Reading Rilke helped but the damage was done. My enthusiasm beaten to the core, I went to sleep and let my essay remain as incoherent ramblings in the form of voice recordings within the confines of my phone.

The Nobel Laureate poet Wislawa Szymborska put in verse the exact circumstances of my fight with the Muses in a poem that chronicles the birth and slow death of an idea. “So it whispered a few words in my ear,” she repeats throughout “An Idea,” conjuring a whimsical goddess Muse who at once gives and takes away the gift of poetry:


An Idea

for a rhyme? a poem?
Well, fine—I say—stay a while, we’ll talk.
Tell me a little more about yourself.
                 So it whispered a few words in my ear.
Ah, so that’s the story—I say—intriguing.
These matters have long weighed upon my heart.
But a poem about them? I don’t think so.
                 So it whispered a few words in my ear.
It may seem that way—I reply—
but you overestimate my gifts and powers.
I wouldn’t even know where to start.
                 So it whispered a few words in my ear.
You’re wrong—I say—a short, pithy poem
is much harder to than a long one.
Don’t pester me, don’t nag, it won’t turn out.
                 So it whispered a few words in my ear.
All right then, I’ll try, since you insist.
But don’t say I didn’t warn you.
I write, tear it up, and toss it out.
                 So it whispered a few words in my ear.
You’re right—I say—there are always other poets.
Some of them can do it better.
I’ll give you names and addresses.
                 So it whispered a few words in my ear.
Of course I’ll envy them.
We envy even the weak poems.
But this one should…it ought to have…
                 So it whispered a few words in my ear.
Exactly, to have the qualities you’ve listed.
So let’s change the subject.
How about a cup of coffee?
 
It just sighed.
 
And started vanishing.
 
And vanished.

"An Idea" is from Wislawa Szymborska's book of poetry: Here

“An Idea” is from Wislawa Szymborska’s book of poetry: Here

The ancient Greeks believed that the poet composes his poems through the mediation of the Muses – those goddesses responsible for the creation of all art. The Muses bestowed upon the poet the art he poured onto papyrus as a God whispering words of prophecy into the prophet’s ear. Without the Muses, the artist and his work amounted to nothing. They were the real generator of ideas.

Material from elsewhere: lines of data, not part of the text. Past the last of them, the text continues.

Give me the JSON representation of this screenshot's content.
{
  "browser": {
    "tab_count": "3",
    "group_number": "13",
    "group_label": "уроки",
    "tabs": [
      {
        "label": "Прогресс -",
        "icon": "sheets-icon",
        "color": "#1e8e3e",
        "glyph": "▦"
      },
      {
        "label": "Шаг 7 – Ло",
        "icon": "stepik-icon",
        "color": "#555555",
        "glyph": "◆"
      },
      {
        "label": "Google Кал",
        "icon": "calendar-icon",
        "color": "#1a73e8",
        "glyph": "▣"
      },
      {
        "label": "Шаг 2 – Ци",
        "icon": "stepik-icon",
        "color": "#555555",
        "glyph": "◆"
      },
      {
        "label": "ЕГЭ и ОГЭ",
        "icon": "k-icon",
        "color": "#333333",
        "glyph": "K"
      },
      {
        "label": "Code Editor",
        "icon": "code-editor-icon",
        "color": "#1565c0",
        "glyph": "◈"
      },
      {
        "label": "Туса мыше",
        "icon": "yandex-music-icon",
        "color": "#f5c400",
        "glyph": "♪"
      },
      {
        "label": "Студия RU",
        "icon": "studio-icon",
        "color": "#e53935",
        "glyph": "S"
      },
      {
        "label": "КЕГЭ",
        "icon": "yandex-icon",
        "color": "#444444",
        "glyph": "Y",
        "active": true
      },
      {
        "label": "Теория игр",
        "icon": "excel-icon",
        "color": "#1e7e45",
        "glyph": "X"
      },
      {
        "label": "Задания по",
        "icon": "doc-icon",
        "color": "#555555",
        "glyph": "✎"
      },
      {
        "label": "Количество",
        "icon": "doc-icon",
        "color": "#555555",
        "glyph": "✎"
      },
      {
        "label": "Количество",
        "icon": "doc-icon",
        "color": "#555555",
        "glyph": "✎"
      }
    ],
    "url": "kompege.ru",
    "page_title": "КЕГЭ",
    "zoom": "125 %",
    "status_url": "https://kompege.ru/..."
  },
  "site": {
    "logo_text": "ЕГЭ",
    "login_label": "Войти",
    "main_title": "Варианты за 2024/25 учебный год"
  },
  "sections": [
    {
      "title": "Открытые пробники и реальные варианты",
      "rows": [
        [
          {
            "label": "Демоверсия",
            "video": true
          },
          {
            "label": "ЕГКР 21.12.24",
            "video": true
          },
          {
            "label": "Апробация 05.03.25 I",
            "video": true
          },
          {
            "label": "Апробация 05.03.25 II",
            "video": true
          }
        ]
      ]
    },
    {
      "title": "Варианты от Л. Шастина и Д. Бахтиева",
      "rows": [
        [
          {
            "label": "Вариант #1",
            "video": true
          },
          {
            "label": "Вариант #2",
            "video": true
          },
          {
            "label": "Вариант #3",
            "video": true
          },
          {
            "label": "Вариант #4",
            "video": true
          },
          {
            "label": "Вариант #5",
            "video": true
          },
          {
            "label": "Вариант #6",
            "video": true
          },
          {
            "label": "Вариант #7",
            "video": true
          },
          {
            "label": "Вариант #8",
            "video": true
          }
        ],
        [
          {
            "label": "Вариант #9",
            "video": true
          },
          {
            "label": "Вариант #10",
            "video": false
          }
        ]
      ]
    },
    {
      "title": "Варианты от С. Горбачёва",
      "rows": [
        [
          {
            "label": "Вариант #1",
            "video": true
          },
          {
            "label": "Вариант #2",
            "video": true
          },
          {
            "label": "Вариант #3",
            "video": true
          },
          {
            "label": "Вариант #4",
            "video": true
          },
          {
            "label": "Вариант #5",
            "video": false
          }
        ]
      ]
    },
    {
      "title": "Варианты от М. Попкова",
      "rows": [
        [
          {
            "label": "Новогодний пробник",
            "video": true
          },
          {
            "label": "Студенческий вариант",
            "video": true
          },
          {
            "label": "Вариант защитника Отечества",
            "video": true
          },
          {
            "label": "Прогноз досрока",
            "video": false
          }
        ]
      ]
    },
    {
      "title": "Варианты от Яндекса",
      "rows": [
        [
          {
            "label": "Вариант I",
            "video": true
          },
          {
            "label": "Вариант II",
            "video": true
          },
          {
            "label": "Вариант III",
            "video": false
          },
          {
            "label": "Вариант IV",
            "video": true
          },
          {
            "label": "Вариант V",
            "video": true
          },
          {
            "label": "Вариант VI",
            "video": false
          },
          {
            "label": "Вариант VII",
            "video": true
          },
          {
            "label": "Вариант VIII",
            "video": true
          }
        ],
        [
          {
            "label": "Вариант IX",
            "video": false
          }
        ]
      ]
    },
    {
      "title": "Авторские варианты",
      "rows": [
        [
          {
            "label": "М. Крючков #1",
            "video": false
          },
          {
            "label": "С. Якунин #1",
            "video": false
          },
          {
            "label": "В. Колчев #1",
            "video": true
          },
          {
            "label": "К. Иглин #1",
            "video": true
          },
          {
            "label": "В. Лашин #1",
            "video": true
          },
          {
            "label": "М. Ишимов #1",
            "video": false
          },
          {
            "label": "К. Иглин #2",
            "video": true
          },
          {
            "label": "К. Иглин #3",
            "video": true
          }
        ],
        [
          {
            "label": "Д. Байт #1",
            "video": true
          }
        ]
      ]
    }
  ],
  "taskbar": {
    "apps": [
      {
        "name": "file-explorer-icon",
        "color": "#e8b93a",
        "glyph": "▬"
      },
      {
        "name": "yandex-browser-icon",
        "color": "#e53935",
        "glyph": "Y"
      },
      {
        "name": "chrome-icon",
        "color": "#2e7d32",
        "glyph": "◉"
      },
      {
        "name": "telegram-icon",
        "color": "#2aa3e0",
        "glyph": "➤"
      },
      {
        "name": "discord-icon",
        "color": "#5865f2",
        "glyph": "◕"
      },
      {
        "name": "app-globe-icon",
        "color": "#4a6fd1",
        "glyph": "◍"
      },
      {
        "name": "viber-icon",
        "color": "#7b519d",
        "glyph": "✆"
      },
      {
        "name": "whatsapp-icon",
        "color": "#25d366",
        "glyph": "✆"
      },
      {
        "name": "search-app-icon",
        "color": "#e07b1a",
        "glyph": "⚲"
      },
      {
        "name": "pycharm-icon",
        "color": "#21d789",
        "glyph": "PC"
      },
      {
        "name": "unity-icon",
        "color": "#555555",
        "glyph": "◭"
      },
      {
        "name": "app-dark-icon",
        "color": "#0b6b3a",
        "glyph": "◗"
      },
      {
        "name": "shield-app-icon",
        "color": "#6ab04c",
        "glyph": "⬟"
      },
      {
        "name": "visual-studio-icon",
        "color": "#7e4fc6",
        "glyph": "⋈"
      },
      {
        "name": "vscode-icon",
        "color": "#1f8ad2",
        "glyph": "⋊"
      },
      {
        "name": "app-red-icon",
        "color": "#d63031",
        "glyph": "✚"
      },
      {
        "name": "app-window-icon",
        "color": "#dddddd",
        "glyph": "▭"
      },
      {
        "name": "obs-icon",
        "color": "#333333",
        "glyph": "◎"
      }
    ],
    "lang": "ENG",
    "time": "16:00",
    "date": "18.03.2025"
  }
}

Art was garnering a bad reputation back than, no thanks to Plato. Plato considered the artist incapable of the kind of rational thought required for creation. He thought the Muses were madwomen who needed to be medicated and poetry had not value unless the Muses inspired it. Thus, poets were madmen, also in need of medication. No wonder Plato would have banished all practitioners of “imitative” arts from his perfect Republic.

Plato’s sneers aside, what is important for the poet (or the writer, or the musician, or the painter…) is not where the ideas come from but rather where they go. And fear and self-loathing is the Muse’s best weapon as she dangles those ideas in front of the artist.